Is the Tipping Point Toast?
In the last couple of years, there's been a lot of interest in social networks - and (somewhat belatedly) communications professionals are starting to look at greater use of informal networks and word-of-mouth. There's still, however, the temptation to look at the model Malcolm Gladwell sets up in The Tipping Point as one where certain people (Gladwell calls them Connectors, Mavens and Salesmen) have a strong effect on the rest of the world.
For communicators, it's very seductive - if we can just discover who these people are, we can focus our efforts on them and allow the network to take care of the rest...
Earlier this year, however, Duncan Watts studied the problem more rigorously and discovered that it doesn't actually work that way. He created a model of a social network - a virtual environment where he could adjust how strong the connections were between people, how much more influence some had than others, etc. Fast Company reported on the article in Is the Tipping Point Toast?
The results were deeply counterintuitive. The experiment did produce several hundred societywide infections. But in the large majority of cases, the cascade began with an average Joe (although in cases where an Influential touched off the trend, it spread much further). To stack the deck in favor of Influentials, Watts changed the simulation, making them 10 times more connected. Now they could infect 40 times more people than the average citizen (and again, when they kicked off a cascade, it was substantially larger). But the rank-and-file citizen was still far more likely to start a contagion.
Why didn't the Influentials wield more power? With 40 times the reach of a normal person, why couldn't they kick-start a trend every time? Watts believes this is because a trend's success depends not on the person who starts it, but on how susceptible the society is overall to the trend--not how persuasive the early adopter is, but whether everyone else is easily persuaded. And in fact, when Watts tweaked his model to increase everyone's odds of being infected, the number of trends skyrocketed.
For communications/engagement/PR this has really important implications. As, I think, it does for leaders. The individual (no matter how much influence they have) has less effect than the readiness of everyone else to hear the message.
"If society is ready to embrace a trend, almost anyone can start one--and if it isn't, then almost no one can," Watts concludes. To succeed with a new product, it's less a matter of finding the perfect hipster to infect and more a matter of gauging the public's mood. Sure, there'll always be a first mover in a trend. But since she generally stumbles into that role by chance, she is, in Watts's terminology, an "accidental Influential."

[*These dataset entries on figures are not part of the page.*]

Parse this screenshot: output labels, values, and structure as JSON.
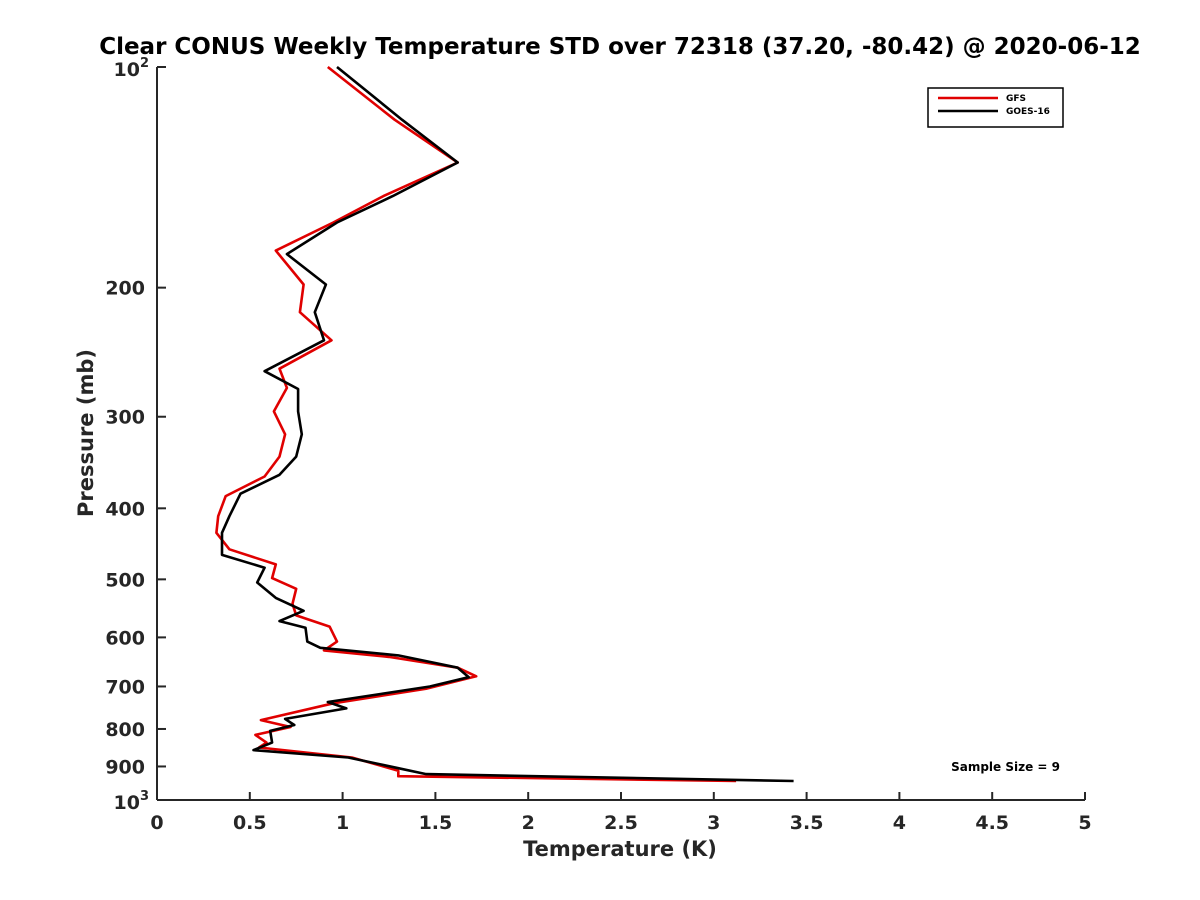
{
  "chart_data": {
    "type": "line",
    "title": "Clear CONUS Weekly Temperature STD over 72318 (37.20, -80.42) @ 2020-06-12",
    "xlabel": "Temperature (K)",
    "ylabel": "Pressure (mb)",
    "xlim": [
      0,
      5
    ],
    "ylim": [
      100,
      1000
    ],
    "y_scale": "log",
    "y_reversed": true,
    "x_ticks": [
      0,
      0.5,
      1,
      1.5,
      2,
      2.5,
      3,
      3.5,
      4,
      4.5,
      5
    ],
    "x_tick_labels": [
      "0",
      "0.5",
      "1",
      "1.5",
      "2",
      "2.5",
      "3",
      "3.5",
      "4",
      "4.5",
      "5"
    ],
    "y_ticks": [
      200,
      300,
      400,
      500,
      600,
      700,
      800,
      900
    ],
    "y_tick_labels": [
      "200",
      "300",
      "400",
      "500",
      "600",
      "700",
      "800",
      "900"
    ],
    "y_power_ticks": [
      {
        "value": 100,
        "base": "10",
        "exp": "2"
      },
      {
        "value": 1000,
        "base": "10",
        "exp": "3"
      }
    ],
    "grid": false,
    "legend_position": "top-right",
    "annotation": "Sample Size = 9",
    "series": [
      {
        "name": "GFS",
        "color": "#e00000",
        "points": [
          [
            0.92,
            100
          ],
          [
            1.28,
            118
          ],
          [
            1.62,
            135
          ],
          [
            1.22,
            150
          ],
          [
            0.95,
            163
          ],
          [
            0.64,
            178
          ],
          [
            0.79,
            198
          ],
          [
            0.77,
            216
          ],
          [
            0.94,
            236
          ],
          [
            0.66,
            258
          ],
          [
            0.7,
            274
          ],
          [
            0.63,
            295
          ],
          [
            0.69,
            317
          ],
          [
            0.66,
            340
          ],
          [
            0.58,
            362
          ],
          [
            0.37,
            385
          ],
          [
            0.33,
            410
          ],
          [
            0.32,
            432
          ],
          [
            0.39,
            455
          ],
          [
            0.64,
            477
          ],
          [
            0.62,
            498
          ],
          [
            0.75,
            515
          ],
          [
            0.73,
            540
          ],
          [
            0.75,
            560
          ],
          [
            0.93,
            580
          ],
          [
            0.97,
            608
          ],
          [
            0.9,
            625
          ],
          [
            1.25,
            638
          ],
          [
            1.62,
            660
          ],
          [
            1.72,
            678
          ],
          [
            1.45,
            705
          ],
          [
            0.95,
            738
          ],
          [
            0.56,
            778
          ],
          [
            0.72,
            795
          ],
          [
            0.53,
            815
          ],
          [
            0.59,
            835
          ],
          [
            0.55,
            848
          ],
          [
            1.05,
            875
          ],
          [
            1.3,
            912
          ],
          [
            1.3,
            928
          ],
          [
            3.12,
            942
          ]
        ]
      },
      {
        "name": "GOES-16",
        "color": "#000000",
        "points": [
          [
            0.97,
            100
          ],
          [
            1.32,
            118
          ],
          [
            1.62,
            135
          ],
          [
            1.27,
            150
          ],
          [
            0.97,
            163
          ],
          [
            0.7,
            180
          ],
          [
            0.91,
            198
          ],
          [
            0.85,
            216
          ],
          [
            0.9,
            236
          ],
          [
            0.58,
            260
          ],
          [
            0.76,
            275
          ],
          [
            0.76,
            295
          ],
          [
            0.78,
            317
          ],
          [
            0.75,
            340
          ],
          [
            0.66,
            360
          ],
          [
            0.45,
            382
          ],
          [
            0.39,
            410
          ],
          [
            0.35,
            432
          ],
          [
            0.35,
            463
          ],
          [
            0.58,
            482
          ],
          [
            0.54,
            505
          ],
          [
            0.64,
            530
          ],
          [
            0.79,
            552
          ],
          [
            0.66,
            570
          ],
          [
            0.8,
            582
          ],
          [
            0.81,
            608
          ],
          [
            0.88,
            620
          ],
          [
            1.3,
            635
          ],
          [
            1.62,
            660
          ],
          [
            1.68,
            680
          ],
          [
            1.47,
            700
          ],
          [
            0.92,
            735
          ],
          [
            1.02,
            750
          ],
          [
            0.69,
            775
          ],
          [
            0.74,
            790
          ],
          [
            0.61,
            805
          ],
          [
            0.62,
            835
          ],
          [
            0.52,
            855
          ],
          [
            1.03,
            875
          ],
          [
            1.3,
            905
          ],
          [
            1.45,
            922
          ],
          [
            3.43,
            942
          ]
        ]
      }
    ]
  }
}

Perhaps the problem with viral marketing is that the disease metaphor is misleading. Watts thinks trends are more like forest fires: There are thousands a year, but only a few become roaring monsters. That's because in those rare situations, the landscape was ripe: sparse rain, dry woods, badly equipped fire departments. If these conditions exist, any old match will do. "And nobody," Watts says wryly, "will go around talking about the exceptional properties of the spark that started the fire."

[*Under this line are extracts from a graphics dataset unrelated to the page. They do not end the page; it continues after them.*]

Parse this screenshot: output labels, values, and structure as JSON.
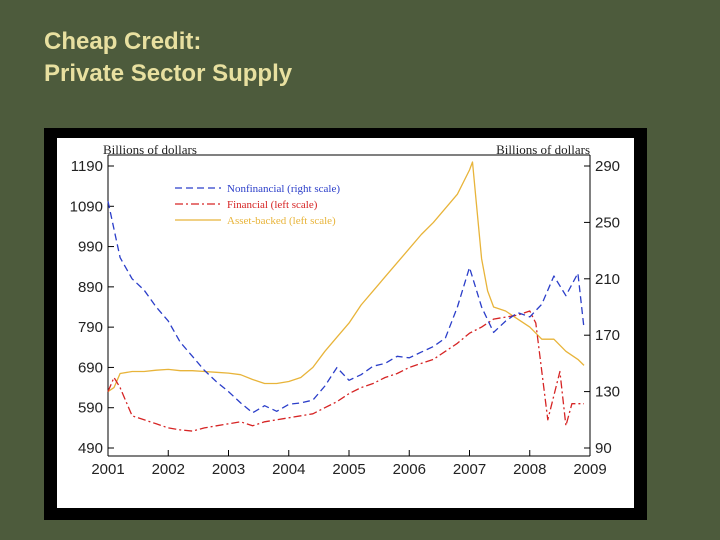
{
  "slide": {
    "title_line1": "Cheap Credit:",
    "title_line2": "Private Sector Supply"
  },
  "colors": {
    "background": "#4d5b3c",
    "title": "#e8e0a0",
    "nonfinancial": "#2b3ec9",
    "financial": "#d62424",
    "asset_backed": "#e8b43a"
  },
  "chart_data": {
    "type": "line",
    "title": "",
    "y_left_label": "Billions of dollars",
    "y_right_label": "Billions of dollars",
    "x_ticks": [
      "2001",
      "2002",
      "2003",
      "2004",
      "2005",
      "2006",
      "2007",
      "2008",
      "2009"
    ],
    "x_range": [
      2001,
      2009
    ],
    "y_left_range": [
      490,
      1190
    ],
    "y_left_ticks": [
      490,
      590,
      690,
      790,
      890,
      990,
      1090,
      1190
    ],
    "y_right_range": [
      90,
      290
    ],
    "y_right_ticks": [
      90,
      130,
      170,
      210,
      250,
      290
    ],
    "series": [
      {
        "name": "Nonfinancial (right scale)",
        "axis": "right",
        "style": "dashed",
        "x": [
          2001.0,
          2001.2,
          2001.4,
          2001.6,
          2001.8,
          2002.0,
          2002.2,
          2002.4,
          2002.6,
          2002.8,
          2003.0,
          2003.2,
          2003.4,
          2003.6,
          2003.8,
          2004.0,
          2004.2,
          2004.4,
          2004.6,
          2004.8,
          2005.0,
          2005.2,
          2005.4,
          2005.6,
          2005.8,
          2006.0,
          2006.2,
          2006.4,
          2006.6,
          2006.8,
          2007.0,
          2007.2,
          2007.4,
          2007.6,
          2007.8,
          2008.0,
          2008.2,
          2008.4,
          2008.6,
          2008.8,
          2008.9
        ],
        "values": [
          265,
          225,
          210,
          202,
          190,
          180,
          165,
          155,
          145,
          137,
          130,
          122,
          115,
          120,
          116,
          121,
          122,
          124,
          134,
          147,
          138,
          142,
          148,
          150,
          155,
          154,
          158,
          162,
          168,
          190,
          218,
          190,
          172,
          180,
          186,
          183,
          192,
          212,
          198,
          214,
          175
        ]
      },
      {
        "name": "Financial (left scale)",
        "axis": "left",
        "style": "dashdot",
        "x": [
          2001.0,
          2001.1,
          2001.2,
          2001.4,
          2001.6,
          2001.8,
          2002.0,
          2002.2,
          2002.4,
          2002.6,
          2002.8,
          2003.0,
          2003.2,
          2003.4,
          2003.6,
          2003.8,
          2004.0,
          2004.2,
          2004.4,
          2004.6,
          2004.8,
          2005.0,
          2005.2,
          2005.4,
          2005.6,
          2005.8,
          2006.0,
          2006.2,
          2006.4,
          2006.6,
          2006.8,
          2007.0,
          2007.2,
          2007.4,
          2007.6,
          2007.8,
          2008.0,
          2008.1,
          2008.2,
          2008.3,
          2008.5,
          2008.6,
          2008.7,
          2008.9
        ],
        "values": [
          630,
          665,
          640,
          570,
          560,
          550,
          540,
          535,
          532,
          540,
          545,
          550,
          555,
          545,
          555,
          560,
          565,
          570,
          575,
          590,
          605,
          625,
          640,
          650,
          665,
          675,
          690,
          700,
          710,
          730,
          750,
          775,
          790,
          810,
          815,
          820,
          830,
          800,
          680,
          560,
          680,
          545,
          600,
          600
        ]
      },
      {
        "name": "Asset-backed (left scale)",
        "axis": "left",
        "style": "solid",
        "x": [
          2001.0,
          2001.1,
          2001.2,
          2001.4,
          2001.6,
          2001.8,
          2002.0,
          2002.2,
          2002.4,
          2002.6,
          2002.8,
          2003.0,
          2003.2,
          2003.4,
          2003.6,
          2003.8,
          2004.0,
          2004.2,
          2004.4,
          2004.6,
          2004.8,
          2005.0,
          2005.2,
          2005.4,
          2005.6,
          2005.8,
          2006.0,
          2006.2,
          2006.4,
          2006.6,
          2006.8,
          2007.0,
          2007.05,
          2007.1,
          2007.2,
          2007.3,
          2007.4,
          2007.6,
          2007.8,
          2008.0,
          2008.2,
          2008.4,
          2008.6,
          2008.8,
          2008.9
        ],
        "values": [
          630,
          640,
          675,
          680,
          680,
          683,
          685,
          682,
          682,
          680,
          678,
          676,
          672,
          660,
          650,
          650,
          655,
          665,
          690,
          730,
          765,
          800,
          845,
          880,
          915,
          950,
          985,
          1020,
          1050,
          1085,
          1120,
          1180,
          1200,
          1120,
          960,
          880,
          840,
          830,
          810,
          790,
          760,
          760,
          730,
          710,
          695
        ]
      }
    ],
    "legend_position": "top-left"
  }
}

So, communicators can (and do) spend lots of time crafting the right message. Or training the leader to communicate better. Or identifying the right vehicle or channel for communication. All of which are roughly equivalent to getting a really neat spark together.
Instead, if you really want to ignite change, prepare the ground. Raise awareness of the problems, shift the environment, stimulate the conversations. And through these, stimulate the social network, don't analyse it. Because, in traditional complex vs complicated terms, you'll spot the influential in retrospect and expect them to take that role next time.
As Watts points out, viral thinkers analyze trends after they've broken out. "They start with an existing trend, like Hush Puppies, and they go backward until they've identified the people who did it first, and then they go, 'Okay, these are the Influentials!'" But who's to say those aren't just Watts's accidental Influentials, random smokers who walked, unwittingly, into a dry forest? East Village hipsters were wearing lots of cool things in the fall of 1994. But, as Watts wondered, why did only Hush Puppies take off? Why didn't their other clothing choices reach a tipping point too?
So for communicators, or culture change agents, it's better to invest in two other areas altogether - preparing the ground and trying lots of sparks. Some will die out, but then some will catch in ways that you can't predict. And that unpredictability is, I suspect, why few comms teams are so far willing to go this route.